In order to study changes in vibration perception over time, linear mixed model analyses were applied. The main limitations of using this method is the small population of only 20 subjects. Ideally, the size of the population should be somewhat larger in order to control for confounding effects. However, the proposed model was chosen since data from all subjects, frequencies and test occasions could be included and necessary adjustments were applied to exclusively investigate the within-person changes. In addition, pairwise comparisons were performed to verify the results from previous analyses and to detect the time point of potential practice effects. Values of VDTs were not included in the statistical analyses since the aim of the study was to investigate potential practice effects in vibration perception values, i.e. only VPTs were used. Visualization of VPTs (Fig 1) shows the various levels of vibration perception at different frequencies, which is in agreement with previous studies [6, 28]. General levels of VPTs are also in agreement with a currently ongoing study of the normative VPT values in an extensive number of subjects of different age, length, weight and gender (Ekman et al; to be published). Moreover, gender differences supports the notion that the intraepidermal nerve fiber density of the hand is lower in men than in women [29].

Even if the observed changes might be considered negligible, the question arises as to whether declines occur. Studying healthy individuals, where vibrotactile senses are expected to remain at the same level, any changes in test results would be considered to be due practice. Thus, significant decreases in VPTs could be derived from either learning the method, i.e. adaptation, or an actual improved vibration perception. The latter is referred to as practice effects and would yield a decline in VPT along with the intensity of training and exposure to the method. Adaptation, on the other hand, would lead to a reduced variability over time, resulting in a stable and equivalent result independent of further exposure. Adaptation could for example involve increased knowledge of the situation as well as timing and rhythm of the response to a perceived vibration. In order to detect pure practice effects, adaptation must be avoided. In this multi-frequency vibrametry test, VPTs are tested in a consecutive sequence from low to high frequencies. Preferably, frequencies would be tested in a random sequence within each test to completely avoid adaptation. However, the effect of adaptation was limited by the subjects not being allowed to practice in between tests, and by the fact that frequencies only were measured once.

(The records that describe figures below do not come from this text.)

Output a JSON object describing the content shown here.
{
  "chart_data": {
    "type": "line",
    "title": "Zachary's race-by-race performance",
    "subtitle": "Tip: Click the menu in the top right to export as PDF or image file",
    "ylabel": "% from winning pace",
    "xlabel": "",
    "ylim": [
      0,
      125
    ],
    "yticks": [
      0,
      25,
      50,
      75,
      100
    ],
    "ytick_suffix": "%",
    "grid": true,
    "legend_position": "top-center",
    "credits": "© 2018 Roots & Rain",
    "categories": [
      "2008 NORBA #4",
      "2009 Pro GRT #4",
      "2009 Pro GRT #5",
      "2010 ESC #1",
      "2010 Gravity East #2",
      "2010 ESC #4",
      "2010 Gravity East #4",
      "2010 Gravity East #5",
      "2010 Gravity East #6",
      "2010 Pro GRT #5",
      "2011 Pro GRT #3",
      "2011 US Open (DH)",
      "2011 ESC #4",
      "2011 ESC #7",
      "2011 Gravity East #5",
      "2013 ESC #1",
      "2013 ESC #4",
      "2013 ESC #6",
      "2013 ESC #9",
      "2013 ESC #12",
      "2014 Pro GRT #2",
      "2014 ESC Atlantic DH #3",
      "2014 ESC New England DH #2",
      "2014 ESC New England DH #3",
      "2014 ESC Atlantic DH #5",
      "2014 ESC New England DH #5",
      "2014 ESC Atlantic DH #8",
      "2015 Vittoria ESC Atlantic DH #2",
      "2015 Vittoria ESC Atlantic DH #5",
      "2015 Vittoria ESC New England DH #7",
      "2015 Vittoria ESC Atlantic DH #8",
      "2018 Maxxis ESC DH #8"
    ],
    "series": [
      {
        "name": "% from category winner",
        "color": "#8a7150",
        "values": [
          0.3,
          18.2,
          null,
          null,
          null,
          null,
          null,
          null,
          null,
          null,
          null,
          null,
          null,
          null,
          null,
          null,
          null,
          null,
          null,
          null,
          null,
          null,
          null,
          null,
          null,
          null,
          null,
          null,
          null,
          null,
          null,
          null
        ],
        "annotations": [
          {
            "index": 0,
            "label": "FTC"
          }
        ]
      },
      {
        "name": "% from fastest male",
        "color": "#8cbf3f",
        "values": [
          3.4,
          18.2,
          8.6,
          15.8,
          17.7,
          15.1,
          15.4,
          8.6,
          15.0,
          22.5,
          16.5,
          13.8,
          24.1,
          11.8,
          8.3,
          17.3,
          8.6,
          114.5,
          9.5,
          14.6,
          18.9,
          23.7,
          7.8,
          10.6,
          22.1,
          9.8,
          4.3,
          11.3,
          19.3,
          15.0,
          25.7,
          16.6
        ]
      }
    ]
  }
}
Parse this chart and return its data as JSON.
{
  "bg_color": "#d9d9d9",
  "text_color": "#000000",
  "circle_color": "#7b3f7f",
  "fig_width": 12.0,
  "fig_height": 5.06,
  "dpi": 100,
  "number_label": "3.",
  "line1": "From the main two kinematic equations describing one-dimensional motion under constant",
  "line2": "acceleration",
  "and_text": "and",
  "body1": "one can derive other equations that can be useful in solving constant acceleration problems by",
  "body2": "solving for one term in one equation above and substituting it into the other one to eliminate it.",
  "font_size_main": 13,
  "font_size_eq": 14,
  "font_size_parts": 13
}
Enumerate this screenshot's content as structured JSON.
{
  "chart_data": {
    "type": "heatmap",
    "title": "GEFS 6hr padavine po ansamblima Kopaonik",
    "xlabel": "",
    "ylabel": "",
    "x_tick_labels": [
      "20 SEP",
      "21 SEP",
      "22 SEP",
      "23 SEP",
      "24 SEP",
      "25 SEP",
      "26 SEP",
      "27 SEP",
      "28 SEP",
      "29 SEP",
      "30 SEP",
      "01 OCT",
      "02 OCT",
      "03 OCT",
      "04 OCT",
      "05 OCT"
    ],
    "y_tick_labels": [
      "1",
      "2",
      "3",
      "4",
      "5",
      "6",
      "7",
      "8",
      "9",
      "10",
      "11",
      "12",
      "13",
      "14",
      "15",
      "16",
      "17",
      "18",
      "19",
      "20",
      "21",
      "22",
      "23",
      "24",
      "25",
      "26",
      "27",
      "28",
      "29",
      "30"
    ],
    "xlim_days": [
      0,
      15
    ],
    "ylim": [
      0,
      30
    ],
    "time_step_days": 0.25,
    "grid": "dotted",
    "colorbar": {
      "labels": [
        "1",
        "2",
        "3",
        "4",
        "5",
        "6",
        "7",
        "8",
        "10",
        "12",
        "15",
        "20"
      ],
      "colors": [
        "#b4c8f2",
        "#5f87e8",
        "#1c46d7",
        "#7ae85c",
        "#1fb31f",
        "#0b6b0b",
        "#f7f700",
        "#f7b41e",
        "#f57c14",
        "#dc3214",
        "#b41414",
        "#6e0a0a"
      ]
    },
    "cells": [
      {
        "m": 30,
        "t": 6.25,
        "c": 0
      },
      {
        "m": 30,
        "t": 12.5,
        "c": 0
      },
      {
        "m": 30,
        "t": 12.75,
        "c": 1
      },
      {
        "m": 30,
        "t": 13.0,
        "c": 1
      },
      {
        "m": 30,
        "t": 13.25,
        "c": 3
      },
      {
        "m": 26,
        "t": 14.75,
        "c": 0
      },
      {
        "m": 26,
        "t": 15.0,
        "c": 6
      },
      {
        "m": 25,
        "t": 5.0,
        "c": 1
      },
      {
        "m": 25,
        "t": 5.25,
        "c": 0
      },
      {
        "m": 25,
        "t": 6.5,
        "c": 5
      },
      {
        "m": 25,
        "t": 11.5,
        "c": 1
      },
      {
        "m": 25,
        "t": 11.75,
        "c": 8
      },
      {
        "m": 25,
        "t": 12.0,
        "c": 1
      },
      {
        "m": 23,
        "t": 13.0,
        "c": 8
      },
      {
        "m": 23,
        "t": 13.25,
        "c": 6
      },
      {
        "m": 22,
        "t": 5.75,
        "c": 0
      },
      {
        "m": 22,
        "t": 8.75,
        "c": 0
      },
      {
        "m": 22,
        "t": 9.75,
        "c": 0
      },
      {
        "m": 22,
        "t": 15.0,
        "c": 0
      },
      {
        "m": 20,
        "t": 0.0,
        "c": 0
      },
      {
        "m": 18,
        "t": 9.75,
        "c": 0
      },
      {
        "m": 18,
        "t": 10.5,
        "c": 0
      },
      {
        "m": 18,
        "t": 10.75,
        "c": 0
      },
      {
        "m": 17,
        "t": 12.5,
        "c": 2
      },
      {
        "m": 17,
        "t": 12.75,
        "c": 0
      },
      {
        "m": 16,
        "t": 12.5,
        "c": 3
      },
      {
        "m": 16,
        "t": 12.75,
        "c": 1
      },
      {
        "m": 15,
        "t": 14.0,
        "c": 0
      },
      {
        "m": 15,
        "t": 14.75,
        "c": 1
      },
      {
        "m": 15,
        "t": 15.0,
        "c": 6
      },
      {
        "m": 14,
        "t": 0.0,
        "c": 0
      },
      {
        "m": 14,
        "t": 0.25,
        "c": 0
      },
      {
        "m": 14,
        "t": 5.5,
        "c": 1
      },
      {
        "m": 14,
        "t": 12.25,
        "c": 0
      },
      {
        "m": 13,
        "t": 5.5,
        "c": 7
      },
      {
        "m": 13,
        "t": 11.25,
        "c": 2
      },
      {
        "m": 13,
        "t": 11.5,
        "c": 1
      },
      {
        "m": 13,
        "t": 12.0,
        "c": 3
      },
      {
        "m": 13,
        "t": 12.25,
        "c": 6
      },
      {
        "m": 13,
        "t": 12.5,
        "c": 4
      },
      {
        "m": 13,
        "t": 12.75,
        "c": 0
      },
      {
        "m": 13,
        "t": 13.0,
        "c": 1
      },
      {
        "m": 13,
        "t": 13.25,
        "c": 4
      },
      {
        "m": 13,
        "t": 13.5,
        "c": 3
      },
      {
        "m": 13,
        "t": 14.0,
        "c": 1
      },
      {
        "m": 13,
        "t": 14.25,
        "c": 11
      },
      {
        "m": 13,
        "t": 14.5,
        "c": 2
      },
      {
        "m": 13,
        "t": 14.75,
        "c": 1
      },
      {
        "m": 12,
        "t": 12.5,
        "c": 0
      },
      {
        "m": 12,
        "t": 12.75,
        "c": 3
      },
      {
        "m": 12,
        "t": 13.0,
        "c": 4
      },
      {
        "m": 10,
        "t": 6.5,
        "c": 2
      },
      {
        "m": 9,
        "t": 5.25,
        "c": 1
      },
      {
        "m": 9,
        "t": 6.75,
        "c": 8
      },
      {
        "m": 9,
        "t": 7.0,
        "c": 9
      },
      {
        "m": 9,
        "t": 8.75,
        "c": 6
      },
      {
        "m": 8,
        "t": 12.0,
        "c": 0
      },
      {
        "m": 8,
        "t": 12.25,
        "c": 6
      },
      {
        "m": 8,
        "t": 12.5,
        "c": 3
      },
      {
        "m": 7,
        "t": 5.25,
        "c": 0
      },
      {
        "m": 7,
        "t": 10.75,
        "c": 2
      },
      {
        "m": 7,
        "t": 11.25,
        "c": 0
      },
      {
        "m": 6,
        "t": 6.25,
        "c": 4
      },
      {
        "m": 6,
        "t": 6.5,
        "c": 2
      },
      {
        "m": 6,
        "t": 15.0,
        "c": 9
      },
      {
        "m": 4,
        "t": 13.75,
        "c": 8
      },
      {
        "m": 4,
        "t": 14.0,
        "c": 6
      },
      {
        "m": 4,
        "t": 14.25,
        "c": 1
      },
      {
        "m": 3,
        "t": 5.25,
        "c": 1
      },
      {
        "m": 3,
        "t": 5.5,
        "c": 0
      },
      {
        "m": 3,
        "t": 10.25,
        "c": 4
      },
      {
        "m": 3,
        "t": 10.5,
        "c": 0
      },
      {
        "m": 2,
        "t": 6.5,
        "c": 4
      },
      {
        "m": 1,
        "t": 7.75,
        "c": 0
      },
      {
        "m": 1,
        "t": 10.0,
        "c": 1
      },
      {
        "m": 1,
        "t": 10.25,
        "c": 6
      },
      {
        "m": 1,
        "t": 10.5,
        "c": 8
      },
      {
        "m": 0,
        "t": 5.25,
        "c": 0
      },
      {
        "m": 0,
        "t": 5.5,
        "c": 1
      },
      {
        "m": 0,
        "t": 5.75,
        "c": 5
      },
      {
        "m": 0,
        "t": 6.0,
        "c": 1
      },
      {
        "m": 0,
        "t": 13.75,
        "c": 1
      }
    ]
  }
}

Further influencing factors on the varying results are subject’s ability to concentrate and stay focused during the test. The way the probe is related to the pulp of the finger might also cause intra-subject variability [30]. These factors, together with the time of year (i.e. season) and body temperature, could be targets for future research. Although care was taken to ensure that all tests in this study were performed in an identical manner, results were not identical. Identifying factors influencing the intra-subject variability would favour a method adjusted for confounders. Such a method would detect even a minor change in vibration perception, thus enabling detection of early pathological signs. Although, if a patient displays with high consistency during several tests, emerging differences must be taken into bigger consideration, even though they are small. It is therefore important to study and consider the previous results of each patient individually when interpreting their results. Future research requires a larger population of healthy individuals to study the eventual adaptation and practice effects more thoroughly. Also, patients with pre-existing neuropathy constitute an interesting area to study since their potential practice effects might be reduced, thus allowing us to follow the actual decreases in perception.

Conclusion

As the effect of continuous training is relatively small, and diminishing when increasing test intervals, we suggest that no adjustments are made regarding test method or interpretation of results when examining vibration perception thresholds in healthy adults.